La trêve est entrée en vigueur en Syrie. La France soutient, bien sûr, les négociations à Genève. Elle a un ambassadeur sur place et participe à toutes les discussions. Un mécanisme de contrôle est en train de se mettre en place entre les États-Unis, la Russie et l'ONU, auquel les États du groupe de soutien international à la Syrie (GSIS) sont associés. La négociation politique progresse : la semaine dernière, M. Staffan de Mistura, envoyé spécial du secrétaire général des Nations unies pour la Syrie, a réussi à mettre les délégations d'accord sur un certain nombre de principes. Cela laisse augurer que, lors de la prochaine reprise des pourparlers, à la mi-avril, l'opposition et les représentants de Bachar al-Assad commenceront peut-être à discuter sérieusement de la constitution d'une « autorité de transition dotée de l'ensemble des pouvoirs exécutifs », conformément au communiqué de Genève de 2012 – car il s'agit bien de mettre en oeuvre un communiqué qui a déjà été adopté, non pas de le renégocier.

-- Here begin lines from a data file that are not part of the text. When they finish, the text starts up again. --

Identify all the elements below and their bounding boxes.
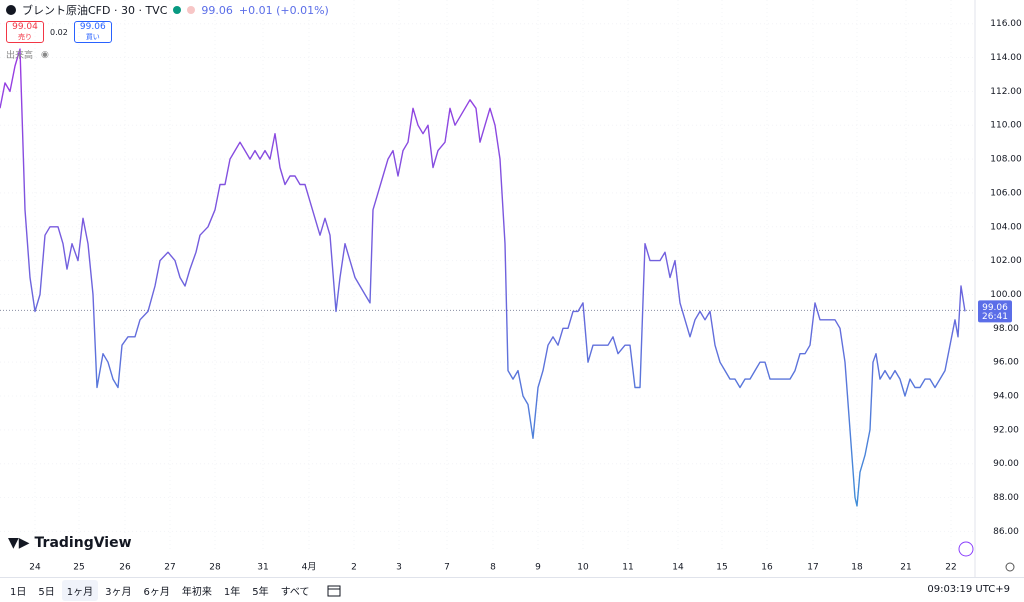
symbol-title: ブレント原油CFD · 30 · TVC <box>22 4 168 17</box>
x-tick-label: 3 <box>396 563 402 573</box>
buy-label: 買い <box>85 33 100 41</box>
last-price-label: 99.06 <box>982 303 1008 313</box>
sell-label: 売り <box>18 33 32 41</box>
y-tick-label: 108.00 <box>990 155 1022 165</box>
x-tick-label: 31 <box>257 563 268 573</box>
symbol-icon <box>6 5 16 15</box>
x-tick-label: 25 <box>73 563 84 573</box>
x-tick-label: 11 <box>622 563 633 573</box>
x-tick-label: 21 <box>900 563 911 573</box>
range-button[interactable]: 1年 <box>223 586 241 598</box>
range-button[interactable]: 年初来 <box>181 586 212 598</box>
y-tick-label: 88.00 <box>993 493 1019 503</box>
change: +0.01 (+0.01%) <box>238 3 329 17</box>
range-button[interactable]: 6ヶ月 <box>143 586 170 598</box>
last-price-badge <box>978 300 1012 323</box>
x-tick-label: 16 <box>761 563 773 573</box>
x-tick-label: 2 <box>351 563 357 573</box>
range-button[interactable]: 1日 <box>10 586 27 598</box>
sell-button[interactable]: 99.04 売り <box>6 21 44 43</box>
x-tick-label: 17 <box>807 563 818 573</box>
x-tick-label: 7 <box>444 563 450 573</box>
x-tick-label: 9 <box>535 563 541 573</box>
range-button[interactable]: 3ヶ月 <box>105 586 132 598</box>
volume-label: 出来高 <box>6 51 34 61</box>
flag <box>187 6 196 14</box>
x-tick-label: 15 <box>716 563 727 573</box>
y-tick-label: 102.00 <box>990 256 1022 266</box>
x-tick-label: 8 <box>490 563 496 573</box>
price-line <box>0 48 966 507</box>
settings-icon[interactable] <box>1005 562 1015 572</box>
x-tick-label: 24 <box>29 563 41 573</box>
logo-mark: ▼▶ <box>8 535 30 551</box>
y-tick-label: 104.00 <box>990 222 1022 232</box>
y-tick-label: 86.00 <box>993 527 1019 537</box>
x-tick-label: 26 <box>119 563 131 573</box>
y-tick-label: 114.00 <box>990 53 1022 63</box>
range-button[interactable]: 5年 <box>252 586 269 598</box>
calendar-icon[interactable] <box>327 583 341 597</box>
y-tick-label: 110.00 <box>990 121 1022 131</box>
buy-price: 99.06 <box>79 22 106 32</box>
x-tick-label: 27 <box>164 563 175 573</box>
range-button[interactable]: 5日 <box>38 586 55 598</box>
status-dot <box>173 6 182 14</box>
x-tick-label: 28 <box>209 563 221 573</box>
volume-row: 出来高 ◉ <box>6 48 49 62</box>
eye-icon[interactable]: ◉ <box>41 49 49 60</box>
x-tick-label: 4月 <box>302 562 317 573</box>
brand: TradingView <box>34 535 132 551</box>
y-tick-label: 96.00 <box>993 358 1019 368</box>
y-tick-label: 90.00 <box>993 459 1019 469</box>
y-tick-label: 92.00 <box>993 425 1019 435</box>
header: ブレント原油CFD · 30 · TVC 99.06 +0.01 (+0.01%… <box>6 2 329 18</box>
event-icon[interactable] <box>958 541 974 557</box>
chart: 86.0088.0090.0092.0094.0096.0098.00100.0… <box>0 0 1022 577</box>
quotes: 99.04 売り 0.02 99.06 買い <box>6 21 112 43</box>
countdown: 26:41 <box>982 312 1008 322</box>
clock: 09:03:19 UTC+9 <box>927 584 1010 595</box>
range-button[interactable]: すべて <box>280 586 310 598</box>
sell-price: 99.04 <box>12 22 38 32</box>
y-tick-label: 116.00 <box>990 19 1022 29</box>
range-button[interactable]: 1ヶ月 <box>61 579 99 601</box>
range-bar: 1日 5日 1ヶ月 3ヶ月 6ヶ月 年初来 1年 5年 すべて 09:03:19 UTC+9 <box>0 577 1024 602</box>
logo: ▼▶ TradingView <box>8 535 132 551</box>
y-tick-label: 106.00 <box>990 188 1022 198</box>
x-tick-label: 10 <box>577 563 589 573</box>
y-tick-label: 98.00 <box>993 324 1019 334</box>
spread: 0.02 <box>50 27 68 37</box>
range-buttons: 1日 5日 1ヶ月 3ヶ月 6ヶ月 年初来 1年 5年 すべて <box>0 579 315 601</box>
y-tick-label: 112.00 <box>990 87 1022 97</box>
x-tick-label: 22 <box>945 563 956 573</box>
last-price: 99.06 <box>201 3 233 17</box>
y-tick-label: 100.00 <box>990 290 1022 300</box>
y-tick-label: 94.00 <box>993 392 1019 402</box>
buy-button[interactable]: 99.06 買い <box>73 21 112 43</box>
x-tick-label: 18 <box>851 563 863 573</box>
x-tick-label: 14 <box>672 563 684 573</box>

Qu'en est-il du retrait des militaires russes ? Des bombardiers sont partis, des hélicoptères de combats sont venus, les forces spéciales sont restées. La semaine dernière, le général qui commande les forces russes en Syrie a déclaré en substance : « Qu'imaginiez-vous ? Que nous allions retirer nos troupes ? C'est en effet ce qui avait été annoncé, mais ce ne sera pas le cas. » Force est de constater que l'offensive actuelle menée par le président Assad sur Palmyre semble porter ses fruits. Cela permet d'envisager, nous l'espérons, une solution pacifique dans les semaines ou les mois qui viennent. Il restera à convaincre le président Assad d'accepter que son sort soit discuté, à un moment ou à un autre.
Je tiens à souligner encore deux points en ce qui concerne la politique étrangère.
Premièrement, le sommet de l'OTAN qui se tiendra au début du mois de juillet à Varsovie est une échéance très importante du point de vue russe. De même, le Conseil européen du mois de juin évoquera la stratégie révisée de politique étrangère et de sécurité de l'Union européenne – ce sujet passe souvent inaperçu, mais il est, selon moi, important. De toute évidence, la qualification qui sera donnée à la menace, les formes de déploiement – préventif ou permanent – de forces de l'OTAN qui seront envisagées dans un certain nombre de pays, la façon dont sera décrit un éventuel processus continu d'élargissement sont autant d'éléments qui pèseront extrêmement lourd dans l'évaluation que fera Moscou des perspectives d'une détente. Il ne faudra pas sous-estimer l'impact des mots lorsque nous aurons à négocier sur ces questions. S'agissant de l'élargissement, c'est non pas le cas du Monténégro qui pose un problème aux Russes, mais, bien évidemment, celui de l'Ukraine et celui de la Géorgie. En la matière, le gouvernement français a une position réservée, très clairement exposée à plusieurs reprises.
Deuxièmement, il ne faut pas sous-estimer les difficultés actuelles entre la Turquie et la Russie sur fond de conflit en Syrie. Avant de prendre mes fonctions en Russie, j'ai été pendant deux ans ambassadeur de l'Union européenne en Turquie, et je rentre tout juste d'un déplacement dans ce pays au cours duquel j'ai rencontré plusieurs responsables. Il y a, des deux côtés, une montée extrêmement inquiétante du nationalisme. Surtout, je ne suis pas absolument sûr que nos amis russes comprennent l'importance du facteur kurde du point de vue turc. Ceux qui connaissent la Turquie savent qu'on ne peut pas jouer avec la question kurde vis-à-vis des Turcs.